SAN JUAN, Puerto Rico (BP) – Southern Baptists have hidden treasure in the Caribbean: the Convención de Iglesias Bautistas del Sur de Puerto Rico (CIBSPR) – in English, the Convention of Southern Baptist Churches of Puerto Rico. But it won’t be hidden for long if Luis Soto and Félix Cabrera have anything to do with it.
As Baptist leaders on the Spanish-speaking island of Puerto Rico, they are determined to hold up God’s little-known work in the U.S. territory as a model of cooperative ministry for the entire Southern Baptist family.
“Puerto Rico is a great example of shared resources and joint ministry,” said Cabrera, vice president of Send Network Español, the Puerto Rico-based Spanish church planting ministry of the North American Mission Board (NAMB). “Here is a demonstration of what Southern Baptists can do when we work together.”
The advance of Puerto Rican Southern Baptist work over the past five years has been remarkable – spurred in part by increased focus on the island following Hurricane Maria in 2017. Soto, the CIBSPR’s executive director, reported on the progress last month in New Orleans at a meeting of the National Baptist Hispanic Fellowship.
- Baptisms reported by Puerto Rican Southern Baptist churches are up 68 percent since 2017, according to data from the SBC’s Annual Church Profile.
- The number of churches in Puerto Rico has increased more than 60 percent over five years to nearly 60 congregations. A joint goal of NAMB and the CIBSPR is to have at least one church in each of the territory’s 78 cities.
- The CIBSPR’s Cooperative Program giving to SBC causes has increased 278 percent from approximately $4,800 in 2015-16 to more than $18,000 in 2021-22. The convention forwards 18 percent of its CP receipts to SBC causes.
The Puerto Rico convention also is active in collegiate ministry, with a presence on at least four university campuses. The Woman’s Missionary Union of Puerto Rico hosts three women’s events per year.
Baptist work in Puerto Rico has been a case study in cooperation. While NAMB helps fund church planting and Send Relief supports compassion ministry, the local convention funds the island’s other ministry endeavors.
“The [Puerto Rico] convention is strong in its work with pastors,” Cabrera said. “But we recognize that we don’t have to reinvent the wheel. If NAMB has a process for church planting and for compassion ministry, or to help us with chaplaincy or student ministry, we unite forces to work together.”
Last year, a Send Relief Ministry Center opened in Puerto Rico, culminating the compassion ministry that had occurred since Hurricane Maria. The center helps coordinate the work of mission teams from the continental U.S. To date, dozens of churches have participated in Puerto Rico mission trips.
But can progress continue at this pace? Yes, says Soto, if Southern Baptists will continue coming to help.
“We know where the needs are in our local churches,” Soto said. “We need help in construction, evangelism, in establishing economic partnerships to bring missionaries from your churches.”
Amplifying the need for ministry partners, he said, is the reality that “most of our pastors are bivocational.
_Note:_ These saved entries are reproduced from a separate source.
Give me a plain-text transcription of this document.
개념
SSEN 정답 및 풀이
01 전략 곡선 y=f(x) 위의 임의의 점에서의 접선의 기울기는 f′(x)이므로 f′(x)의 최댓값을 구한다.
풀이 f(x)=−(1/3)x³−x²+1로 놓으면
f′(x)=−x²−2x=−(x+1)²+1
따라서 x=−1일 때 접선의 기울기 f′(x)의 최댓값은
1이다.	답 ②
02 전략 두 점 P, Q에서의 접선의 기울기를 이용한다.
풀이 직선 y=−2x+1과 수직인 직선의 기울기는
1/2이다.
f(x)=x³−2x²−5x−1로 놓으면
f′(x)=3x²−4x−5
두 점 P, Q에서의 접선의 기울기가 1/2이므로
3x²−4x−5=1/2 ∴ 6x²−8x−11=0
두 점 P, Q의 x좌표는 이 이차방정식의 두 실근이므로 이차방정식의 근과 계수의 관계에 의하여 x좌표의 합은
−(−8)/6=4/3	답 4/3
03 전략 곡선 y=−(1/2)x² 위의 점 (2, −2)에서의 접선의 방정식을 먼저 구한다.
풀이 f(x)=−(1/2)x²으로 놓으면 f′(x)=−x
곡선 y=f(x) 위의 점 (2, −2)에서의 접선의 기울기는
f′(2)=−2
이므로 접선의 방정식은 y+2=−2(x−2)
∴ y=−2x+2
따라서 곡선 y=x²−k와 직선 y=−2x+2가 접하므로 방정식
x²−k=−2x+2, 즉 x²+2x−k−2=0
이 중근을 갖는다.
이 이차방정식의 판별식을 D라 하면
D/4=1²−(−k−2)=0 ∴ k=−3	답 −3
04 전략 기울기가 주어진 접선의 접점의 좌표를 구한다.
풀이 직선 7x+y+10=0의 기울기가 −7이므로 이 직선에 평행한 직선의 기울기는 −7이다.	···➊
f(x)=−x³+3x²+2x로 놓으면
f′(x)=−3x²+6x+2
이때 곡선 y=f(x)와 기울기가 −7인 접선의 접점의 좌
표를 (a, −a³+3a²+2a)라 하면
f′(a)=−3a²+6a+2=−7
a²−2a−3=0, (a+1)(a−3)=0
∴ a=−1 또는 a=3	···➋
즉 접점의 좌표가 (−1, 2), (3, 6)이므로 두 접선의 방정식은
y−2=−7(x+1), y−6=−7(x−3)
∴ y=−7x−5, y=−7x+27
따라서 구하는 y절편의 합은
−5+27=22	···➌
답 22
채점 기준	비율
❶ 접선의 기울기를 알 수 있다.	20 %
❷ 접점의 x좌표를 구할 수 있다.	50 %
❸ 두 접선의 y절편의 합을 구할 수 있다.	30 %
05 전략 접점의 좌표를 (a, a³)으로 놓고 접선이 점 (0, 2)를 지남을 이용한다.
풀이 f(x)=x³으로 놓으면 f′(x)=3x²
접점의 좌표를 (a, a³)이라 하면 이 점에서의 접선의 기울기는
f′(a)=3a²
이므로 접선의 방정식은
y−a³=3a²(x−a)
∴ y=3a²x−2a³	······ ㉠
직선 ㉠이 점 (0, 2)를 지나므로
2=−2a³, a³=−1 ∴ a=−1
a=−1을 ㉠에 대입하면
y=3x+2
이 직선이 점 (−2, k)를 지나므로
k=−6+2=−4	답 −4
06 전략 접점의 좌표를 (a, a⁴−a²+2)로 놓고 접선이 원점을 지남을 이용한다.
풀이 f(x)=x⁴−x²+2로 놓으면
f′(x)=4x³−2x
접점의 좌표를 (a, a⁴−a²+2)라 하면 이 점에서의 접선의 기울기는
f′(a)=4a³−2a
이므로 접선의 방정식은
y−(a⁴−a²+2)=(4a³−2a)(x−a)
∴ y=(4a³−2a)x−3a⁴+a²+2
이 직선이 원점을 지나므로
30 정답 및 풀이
Sometimes they don’t have the financial support to expand various ministries of the church. Sometimes they don’t have a team to do evangelism or work at VBS.”
The Southern Baptists of Texas Convention (SBTC) is among the Puerto Rico convention’s ministry partners. Texas Southern Baptists have begun a multiyear partnership focusing on church revitalization. The partnership kicked off in February with a team from Texas leading a marriage retreat for Puerto Rican pastors and their wives.
“Our aim in the partnership is two-fold,” said SBTC missions mobilization associate Colin Rayburn, “to mobilize our churches towards disciple-making movements and take years off the runway for the Puerto Rico convention to achieve their Great Commission goals.”
Among other state conventions to launch or consider Puerto Rico missions partnerships are Georgia, North Carolina, South Carolina, Michigan and the Baptist General Association of Virginia. Send Puerto Rico invites pastors to see the partnership opportunities in church planting and compassion ministry for themselves on vision trips each February and November.
Benefits of Puerto Rico missions are not confined to the territory’s churches, Rayburn said. Their example inspires Southern Baptists on the mainland.
“I would encourage the churches and conventions across the SBC to not neglect missions for other more localized ministry needs,” Rayburn said. “Domestic and global missions are the perfect way to keep our local church from becoming too inwardly focused.”
Visiting Puerto Rico also is easier than many imagine, Soto said.